The first step when considering reoperation for the possibility of nodal disease is to confirm the presence of a metastatic lesion. This is generally done by either FNA cytology or Tg positivity within the lymph node (61). Although there are features on ultrasound that are suggestive of lymph node involvement (microcalcifications, cystic appearance), no feature is 100% diagnostic (62). When lymph nodes are detected on positron emission tomography (PET) scans, it is essential to prove the presence of malignancy with a biopsy as PET has a low specificity for thyroid cancer, and false-positive PET scans are common (63 –65).
Distortion of the tissue planes due to scar tissue can make surgery very technically demanding and can increase the morbidity for the patient and decrease the success of the operation. The key to minimizing the morbidity of a reoperation is careful preoperative and intraoperative localization.
Intraoperatively several adjuncts have been described to facilitate the localization of disease. Preincision ultrasound is probably the most commonly employed adjunct and can guide incision placement. Although preincision ultrasound can give an approximate location for the disease, it frequently is not helpful once an incision is made and scar tissue is encountered. Intraoperative ultrasound has been described and can be helpful especially when operating in a radiated field or a paratracheal location (66,67). Needle localization has been attempted by some, but because of the superficial nature of the lesions, it is difficult to prevent the needle from dislodging during the dissection (68,69). More recently, several techniques have described high success using ultrasound preincision to inject either blue due (70) or a charcoal suspension (71) to mark the pathologic nodes, so that pathologic nodes can be found among the neck scar tissue.
In summary, neck recurrences are common in PTC. Surgical removal decreases the need for additional therapy and can minimize complications from local recurrence. Therefore, any patient with a local recurrence should be offered surgical excision.
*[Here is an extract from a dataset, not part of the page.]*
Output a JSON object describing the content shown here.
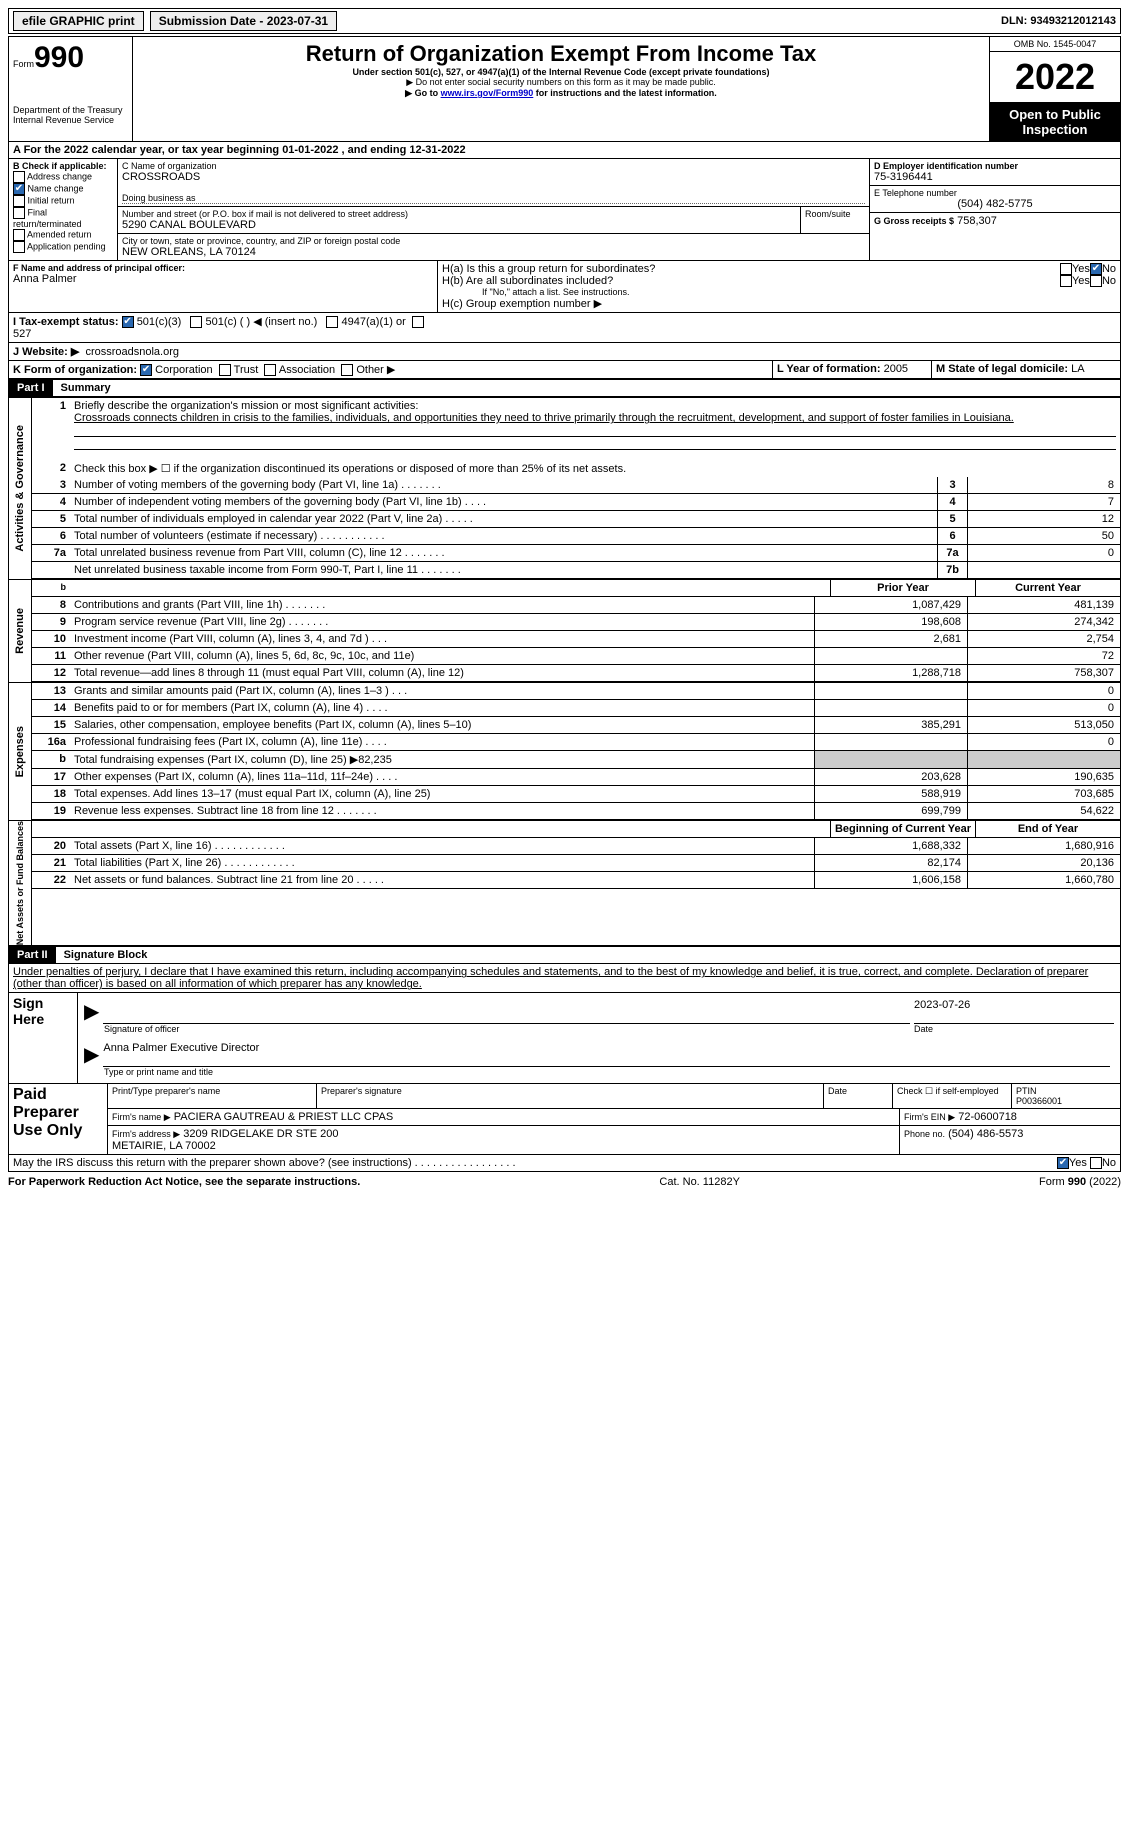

Since reoperations in the central neck can be challenging, it is essential that a surgeon have accurate preoperative imaging and extensive experience in thyroid surgery.
Conclusions
The risks of thyroidectomy and nodal dissection must be carefully weighed against the potential benefits of therapy. Ultrasound and Tg testing are very sensitive and detect very low levels of disease, and the clinical significance of this disease is still not known. Clinically evident lymph node disease does appear to be associated with an increased risk of recurrence and may also adversely affect survival. Therefore, in addition to a total thyroidectomy, a careful preoperative evaluation for lymph node disease should be performed and if found, it should be resected. The benefits of prophylactic neck dissection, in the absence of macroscopic involvement, have not been proven, and we do not recommend performing a routine central neck dissection. In all cases, to minimize morbidity, patients should only be operated on by surgeons with significant experience in thyroid surgery.
Footnotes
Disclosure Statement
The authors declare that no competing financial interests exist.